Ready in: 3:15 h
Preparation time: 10 min.
Created on: 06.11.2018
- Put the sugar in the blender jug and, with the measuring beaker in place, reduce to icing sugar for 10 seconds/speed setting 8. If necessary, use the spatula to scrape the icing sugar down the inside of the blender jug and repeat this step. Then decant.
- Pre-heat the oven to 120 °C. Score open the vanilla pods lengthways and scrape out the pulp. Heat the milk, vanilla pulp and the pod in the blender jug, with the measuring beaker in place, with the reverse button/5 minutes/speed setting 1/100 °C. Decant the resulting vanilla milk into another container and allow the flavour to infuse. Clean the blender jug thoroughly.

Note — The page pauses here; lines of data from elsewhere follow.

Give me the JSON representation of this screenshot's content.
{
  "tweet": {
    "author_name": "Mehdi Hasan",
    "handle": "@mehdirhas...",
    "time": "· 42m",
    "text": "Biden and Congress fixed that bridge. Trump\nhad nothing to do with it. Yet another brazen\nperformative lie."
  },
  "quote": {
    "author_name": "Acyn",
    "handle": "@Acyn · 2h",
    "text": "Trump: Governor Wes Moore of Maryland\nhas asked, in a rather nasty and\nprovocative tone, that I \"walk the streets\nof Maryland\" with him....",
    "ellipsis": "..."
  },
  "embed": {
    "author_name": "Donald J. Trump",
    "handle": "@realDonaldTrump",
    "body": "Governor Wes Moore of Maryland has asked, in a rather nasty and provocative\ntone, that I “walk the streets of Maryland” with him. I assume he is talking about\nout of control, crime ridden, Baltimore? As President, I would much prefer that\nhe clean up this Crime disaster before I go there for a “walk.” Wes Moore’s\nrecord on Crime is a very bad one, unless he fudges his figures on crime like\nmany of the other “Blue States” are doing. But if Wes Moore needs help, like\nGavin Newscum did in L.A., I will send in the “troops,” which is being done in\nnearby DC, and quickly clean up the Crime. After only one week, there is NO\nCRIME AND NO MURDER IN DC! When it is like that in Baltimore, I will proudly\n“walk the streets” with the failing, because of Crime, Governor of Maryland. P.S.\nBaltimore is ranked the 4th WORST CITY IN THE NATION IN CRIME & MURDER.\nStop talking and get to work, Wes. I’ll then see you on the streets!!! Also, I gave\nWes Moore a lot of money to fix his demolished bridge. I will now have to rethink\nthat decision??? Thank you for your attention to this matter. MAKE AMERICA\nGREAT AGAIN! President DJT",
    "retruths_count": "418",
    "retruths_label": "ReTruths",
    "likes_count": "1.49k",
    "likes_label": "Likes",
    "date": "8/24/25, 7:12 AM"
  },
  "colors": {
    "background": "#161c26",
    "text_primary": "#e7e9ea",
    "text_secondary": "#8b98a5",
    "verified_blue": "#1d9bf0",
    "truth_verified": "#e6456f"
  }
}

- Then mix the egg yolk and icing sugar in the cold blender jug, with the measuring beaker in place, for 1 minute/speed setting 3. Attach the mixer attachment, add the cream and, with the measuring beaker in place, mix everything for 30 seconds/speed setting 4. Add the lukewarm milk without the vanilla pod and, with the measuring beaker in place, beat again for 40 seconds/speed setting 3.

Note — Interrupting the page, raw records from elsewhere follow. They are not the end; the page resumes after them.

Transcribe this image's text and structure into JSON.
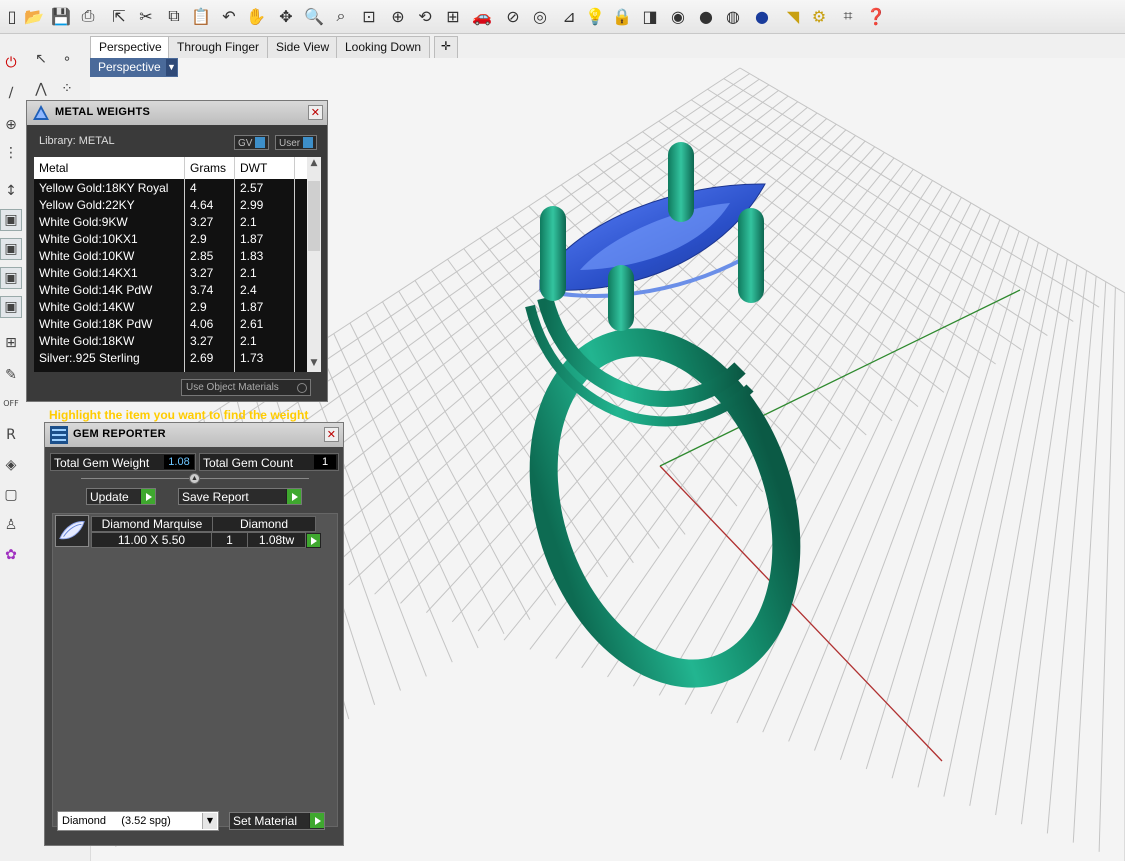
{
  "tabs": [
    {
      "label": "Perspective",
      "active": true
    },
    {
      "label": "Through Finger",
      "active": false
    },
    {
      "label": "Side View",
      "active": false
    },
    {
      "label": "Looking Down",
      "active": false
    }
  ],
  "viewport": {
    "label": "Perspective"
  },
  "metal_panel": {
    "title": "METAL WEIGHTS",
    "library": "Library: METAL",
    "gv_label": "GV",
    "user_label": "User",
    "columns": {
      "metal": "Metal",
      "grams": "Grams",
      "dwt": "DWT"
    },
    "rows": [
      {
        "metal": "Yellow Gold:18KY Royal",
        "grams": "4",
        "dwt": "2.57"
      },
      {
        "metal": "Yellow Gold:22KY",
        "grams": "4.64",
        "dwt": "2.99"
      },
      {
        "metal": "White Gold:9KW",
        "grams": "3.27",
        "dwt": "2.1"
      },
      {
        "metal": "White Gold:10KX1",
        "grams": "2.9",
        "dwt": "1.87"
      },
      {
        "metal": "White Gold:10KW",
        "grams": "2.85",
        "dwt": "1.83"
      },
      {
        "metal": "White Gold:14KX1",
        "grams": "3.27",
        "dwt": "2.1"
      },
      {
        "metal": "White Gold:14K PdW",
        "grams": "3.74",
        "dwt": "2.4"
      },
      {
        "metal": "White Gold:14KW",
        "grams": "2.9",
        "dwt": "1.87"
      },
      {
        "metal": "White Gold:18K PdW",
        "grams": "4.06",
        "dwt": "2.61"
      },
      {
        "metal": "White Gold:18KW",
        "grams": "3.27",
        "dwt": "2.1"
      },
      {
        "metal": "Silver:.925 Sterling",
        "grams": "2.69",
        "dwt": "1.73"
      }
    ],
    "use_object_materials": "Use Object Materials",
    "hint": "Highlight the item you want to find the weight"
  },
  "gem_panel": {
    "title": "GEM REPORTER",
    "total_weight_label": "Total Gem Weight",
    "total_weight_value": "1.08",
    "total_count_label": "Total Gem Count",
    "total_count_value": "1",
    "update_label": "Update",
    "save_report_label": "Save Report",
    "gems": [
      {
        "shape": "Diamond Marquise",
        "material": "Diamond",
        "size": "11.00 X 5.50",
        "count": "1",
        "weight": "1.08tw"
      }
    ],
    "material_select": "Diamond     (3.52 spg)",
    "set_material_label": "Set Material"
  },
  "colors": {
    "band": "#1aa07e",
    "gem": "#3a64d8",
    "grid": "#c4c4c4",
    "axis_x": "#b03030",
    "axis_y": "#2f8a2f",
    "hint": "#ffcc00"
  }
}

- Pour the cream into ovenproof ramekins and place in a deep baking tray. Put the baking sheet in the oven and pour hot water into the baking tray so that it comes three-quarters of the way up the sides of the ramekins. Leave the mixture to set for 1 hour in the hot oven. Remove the ramekins and allow the cream to cool.
- Before serving, sprinkle a thin layer of brown sugar on top of the cream and caramelise using the kitchen blowtorch. Serve the crème brûlée immediately.